Perhaps more distressing is the fact that the book is already out of date in some important respects. For instance, in chapter 5 Washington praises at length the invalidation of the Myriad Genetics patent on breast cancer genes in 2010 by the Federal District Court in Manhattan. Although she does note that the decision was reversed on appeal at the Federal circuit level in July 2011, she brushes this aside by suggesting that there will be further appeal. In doing so, she fails to consider how the purview of intellectual property has been extended in the past; an important insight of Jaffe and Lerner is that the Federal circuit court plays a critical role in fortifying patents in novel areas. Elsewhere, Washington extols the activities of a patient interest group that is attempting to promote research by claiming intellectual property, but she says nothing about recent research into the ways patient groups have been astroturfed by Big Pharma. Her discussion of patents is not very precise, and it has been further compromised by passage of the Leahy-Smith America Invents Act in September 2011. The general consensus is that the act, far from being any sort of reform, will have no substantial impact on the decline of patent quality that has occurred over the past two decades in the United States. Furthermore, the act will fortify the existing stranglehold of large corporations on intellectual property; the only increase in employment it may jump-start is that of more lawyers in an already bloated system of wasteful litigation. It does nothing to reward actual invention. Reprising journalists’ talking points from 2010, Washington highlights the role of the pharmaceutical industry in helping to pass Obama’s health care reform. She admits that the industry received a pass on price controls, but she makes no mention of more recent arguments that the early intervention of these firms was a major factor frustrating the introduction of a single-payer system, the only structure that has demonstrated a capacity to contain out-of-control health care costs.

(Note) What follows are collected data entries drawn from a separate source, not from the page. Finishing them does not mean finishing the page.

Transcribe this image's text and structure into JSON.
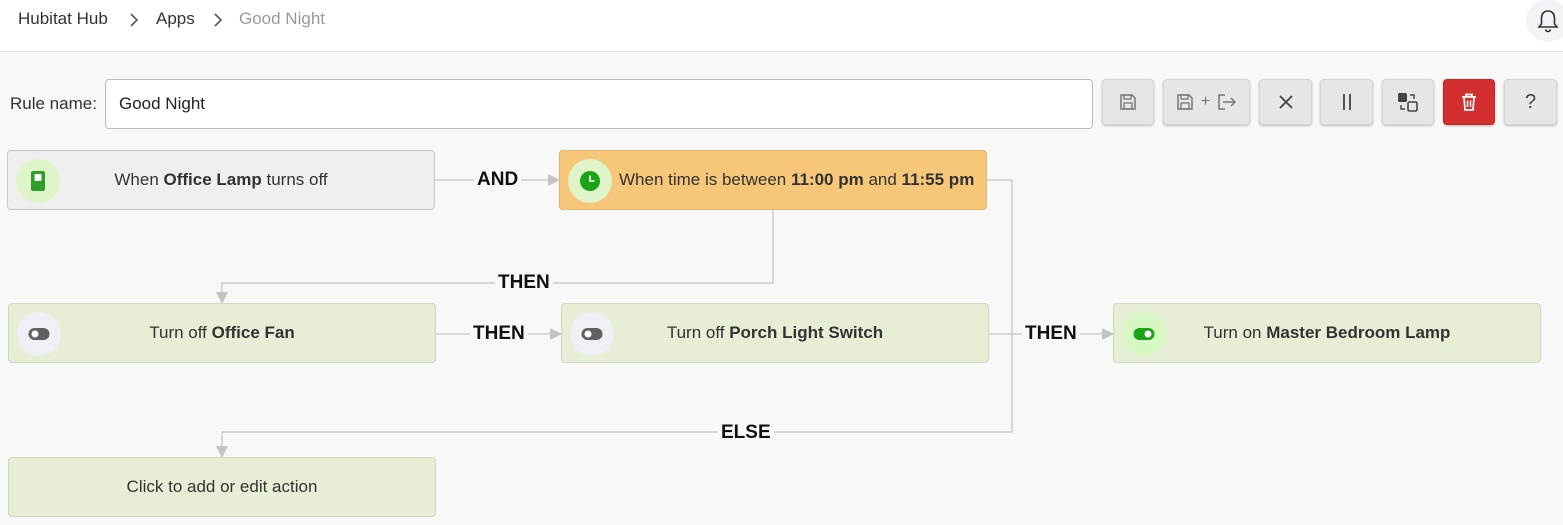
{
  "breadcrumb": {
    "hub": "Hubitat Hub",
    "sep1": ">",
    "apps": "Apps",
    "sep2": ">",
    "current": "Good Night"
  },
  "rule": {
    "label": "Rule name:",
    "value": "Good Night"
  },
  "toolbar": {
    "save_icon": "save-icon",
    "save_exit_plus": "+",
    "cancel_icon": "close-icon",
    "pause_icon": "pause-icon",
    "swap_icon": "swap-icon",
    "delete_icon": "trash-icon",
    "help_label": "?",
    "delete_color": "#d32f2f"
  },
  "nodes": {
    "trigger1": {
      "pre": "When ",
      "bold": "Office Lamp",
      "post": " turns off",
      "icon": "switch-icon"
    },
    "trigger2": {
      "pre": "When time is between ",
      "bold1": "11:00 pm",
      "mid": " and ",
      "bold2": "11:55 pm",
      "icon": "clock-icon"
    },
    "action1": {
      "pre": "Turn off ",
      "bold": "Office Fan",
      "icon": "toggle-off-icon"
    },
    "action2": {
      "pre": "Turn off ",
      "bold": "Porch Light Switch",
      "icon": "toggle-off-icon"
    },
    "action3": {
      "pre": "Turn on ",
      "bold": "Master Bedroom Lamp",
      "icon": "toggle-on-icon"
    },
    "else_action": {
      "text": "Click to add or edit action"
    }
  },
  "connectors": {
    "and": "AND",
    "then_down": "THEN",
    "then_mid": "THEN",
    "then_right": "THEN",
    "else": "ELSE"
  },
  "colors": {
    "condition_fill": "#f6c679",
    "action_fill": "#e6efd6",
    "icon_green": "#1aa317",
    "icon_toggle_off": "#616161"
  }
}
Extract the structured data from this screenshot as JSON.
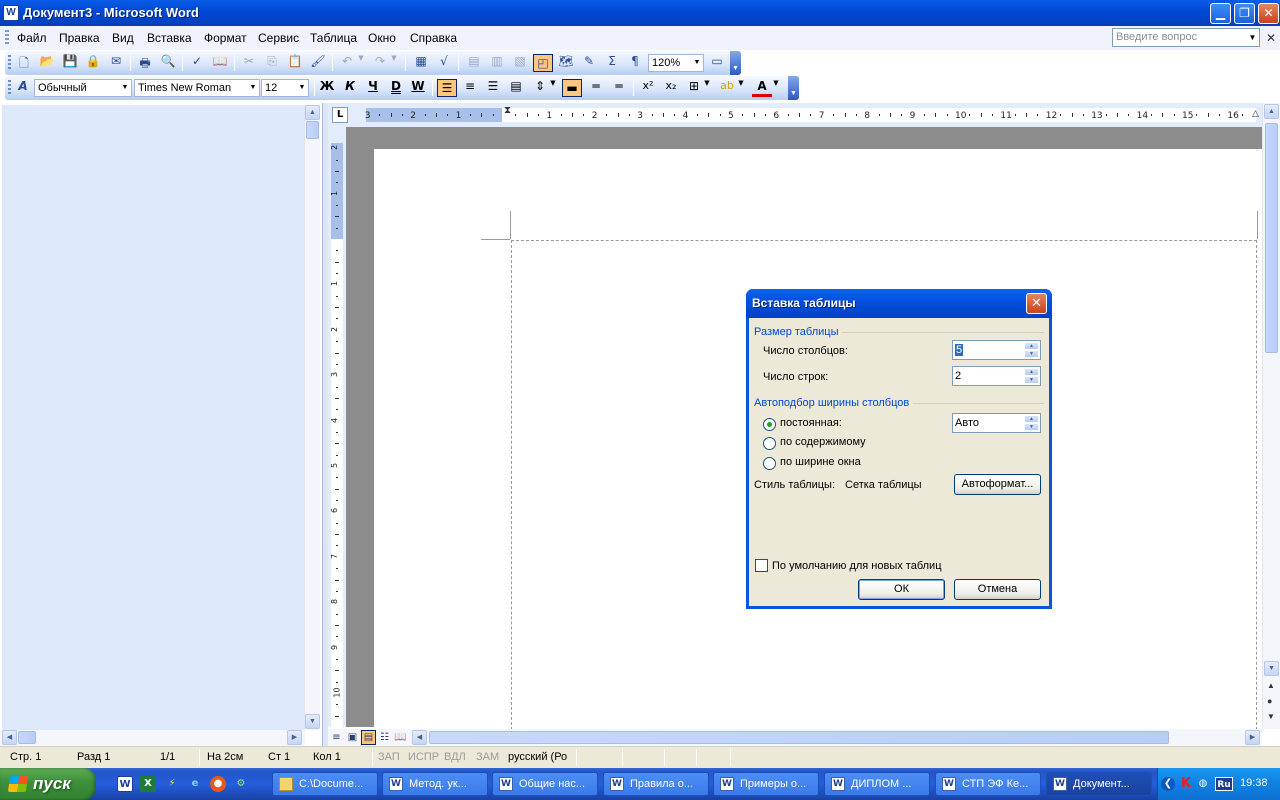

It is one thing to set out to provoke moral outrage over a cruel and unjust system, as Washington seeks to do; it is another thing altogether to structure sufficient evidence and argument to allow readers to begin to understand what needs to be changed in order to reverse the decrepitude of a once-great research base and to make biomedical research once more support the general health of the nation and the world. For instance, her prescription to simply repeal the Bayh-Dole Act reveals an extremely narrow understanding of the myriad ways in which both academic and corporate scientific research have been dramatically and irreversibly altered by the imperatives of commercialization of knowledge and the withdrawal of the state from responsibility for maintaining public universities and a vibrant national science base. The offshore outsourcing of manufacturing has done far more damage to the quality of scientific research than a few patents appropriated by some universities in the vain hope of tapping into major sources of revenue. Materials-transfer agreements corrupt science to a greater degree than patents do. And the systematic distortion of the reporting of research through ghostwriting, the hiding of data from clinical trials, and think-tank agnotology have undermined science far beyond the effects of some advertising in medical journals and Pharma-paid junkets for doctors. The neoliberal default presumption of an infallible marketplace of ideas is much more influential than a few nonprofit open-science consortia. Making readers see what needs to be changed is a tall order—it requires pulling back and taking in the bigger picture, and helping them understand political economy as well as the science involved. Bite-size stories of harried citizens struggling to take their medicine don’t suffice.

Philip E. Mirowski is Carl Koch Professor of Economics and the History and Philosophy of Science, University of Notre Dame. He is the author of several books, including Science-Mart: Privatizing American Science (Harvard University Press, 2011) and The Effortless Economy of Science? (Duke University Press, 2004).